David Machado trata bem as várias nuances que dizem respeito à ficcionalização de alguém. Laura é vista várias vezes como assassina impiedosa. Há, por isso, quem a ponha no mesmo saco de alguém que mate seja por que motivo for:

– O meu marido também matou uma pessoa. Esteve preso oito anos – diz, muito séria, a da direita. E, para que não pense mal dela, acrescenta: – Antes de nos conhecermos, claro.

(…) há sempre alguém que continua a meter-me no mesmo saco de homicidas passionais, soldados em zonas de conflito e até assassinos em série. (…)

– O seu marido é um assassino – respondo. – Não é a mesma coisa.” (p. 13)

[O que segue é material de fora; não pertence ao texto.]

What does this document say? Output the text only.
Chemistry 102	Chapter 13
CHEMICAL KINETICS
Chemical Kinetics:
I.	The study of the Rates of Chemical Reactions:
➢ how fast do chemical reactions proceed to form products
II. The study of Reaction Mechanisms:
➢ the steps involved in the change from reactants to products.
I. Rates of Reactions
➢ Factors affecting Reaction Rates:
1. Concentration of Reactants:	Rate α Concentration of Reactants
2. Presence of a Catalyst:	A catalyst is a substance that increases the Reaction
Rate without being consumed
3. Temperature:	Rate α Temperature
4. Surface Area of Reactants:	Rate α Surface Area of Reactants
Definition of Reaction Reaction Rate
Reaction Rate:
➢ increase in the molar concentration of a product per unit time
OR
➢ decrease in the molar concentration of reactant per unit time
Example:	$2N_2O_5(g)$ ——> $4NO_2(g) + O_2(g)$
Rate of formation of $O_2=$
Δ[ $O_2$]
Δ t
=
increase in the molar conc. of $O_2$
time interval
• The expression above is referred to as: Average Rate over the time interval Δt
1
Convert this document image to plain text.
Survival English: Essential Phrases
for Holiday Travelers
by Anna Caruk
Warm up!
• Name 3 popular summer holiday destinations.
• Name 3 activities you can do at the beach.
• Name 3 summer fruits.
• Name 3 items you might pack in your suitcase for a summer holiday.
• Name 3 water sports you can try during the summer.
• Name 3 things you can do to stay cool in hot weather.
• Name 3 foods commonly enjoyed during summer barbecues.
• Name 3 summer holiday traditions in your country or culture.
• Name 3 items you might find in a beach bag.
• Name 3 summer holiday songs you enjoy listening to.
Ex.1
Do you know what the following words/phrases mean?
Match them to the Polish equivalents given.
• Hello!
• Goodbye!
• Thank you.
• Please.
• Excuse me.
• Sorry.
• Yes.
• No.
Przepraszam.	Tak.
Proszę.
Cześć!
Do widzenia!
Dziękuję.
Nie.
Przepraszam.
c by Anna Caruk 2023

Aqui e ali, resolve agir em consonância (não matando, mas dando a entender que matar lhe é fácil), também ela, julga-se, em busca de um chapéu sob o qual possa caber. No meio disto, as redes sociais fazem o seu caminho, escrutinando e questionando tudo, abrindo debates sobre feminismo e racismo. E a vida que o romance retrata, que é tão semelhante à vida de todos os dias, acaba por perder mais tempo a meter tudo em caixas do que a entendê-las. Leia-se:

Considerando a história colonialista europeia dos últimos séculos, uma mulher branca tem o direito de matar um homem muçulmano mesmo que este se prepare para cometer um acto terrorista? – pergunta o comentador num programa da televisão dinamarquesa.” (p. 89)

Por um lado, há quem a glorifique, seja pelo que evitou, seja por motivos xenófobos, que não raras vezes são mero populismo xenófobo. É o caso de Tiago, marido de uma amiga de Laura, que “felicita-me pela morte do Amar e comenta a ameaça do extremismo islâmico com uma fiada de banalidades da cartilha xenófoba” (p. 189). Mas é também o caso do que se espraia pela Internet: há muito ódio, muitas vezes vindo de campanhas online, que culmina em ameaças. De início, desvalorizadas, acabam por fazê-la procurar refúgio, blindando-se do ruído virtual. O que não escapa é que, à medida que vive, Laura vai sendo acompanhada por uma conversa digital sobre quem é: Laura, a heroína, ou Laura, a odiosa?

Tudo é urgente, as opiniões são disseminadas de forma imediata, e à escala planetária, tentando-se descortinar-lhe a fórmula de uma entidade aparentemente reduzida à decisão tomada num momento excepcional, o que faz com que a ex-repórter seja vista como produto, assumindo e incentivando essa visão. Para mais, há uma constante tentativa de a instrumentalizar, seja para a transformar no bode expiatório da causa anti-Islão, seja para a transformar no seu símbolo, como se vê no site de uma organização neonazi húngara em que aparecem T-shirts à venda com uma fotografia do momento em que Laura asfixia Amar. A legenda é um tratado: “Vamos varrer o país uma barata de cada vez.”

Tocando em vários pontos, David Machado surpreende, sobretudo porque os casa. Laura é uma personagem complexa, não tendo o autor abdicado de usar pontos fulcrais da sua vida na narrativa para constituir a sua psique, e de forma sempre operante. Em termos de informação, nada é escusado, nada está a mais, nada enche chouriços. A leitura flui, numa linguagem escorreita, por uma narrativa calibrada.

A autora escreve de acordo com a antiga ortografia.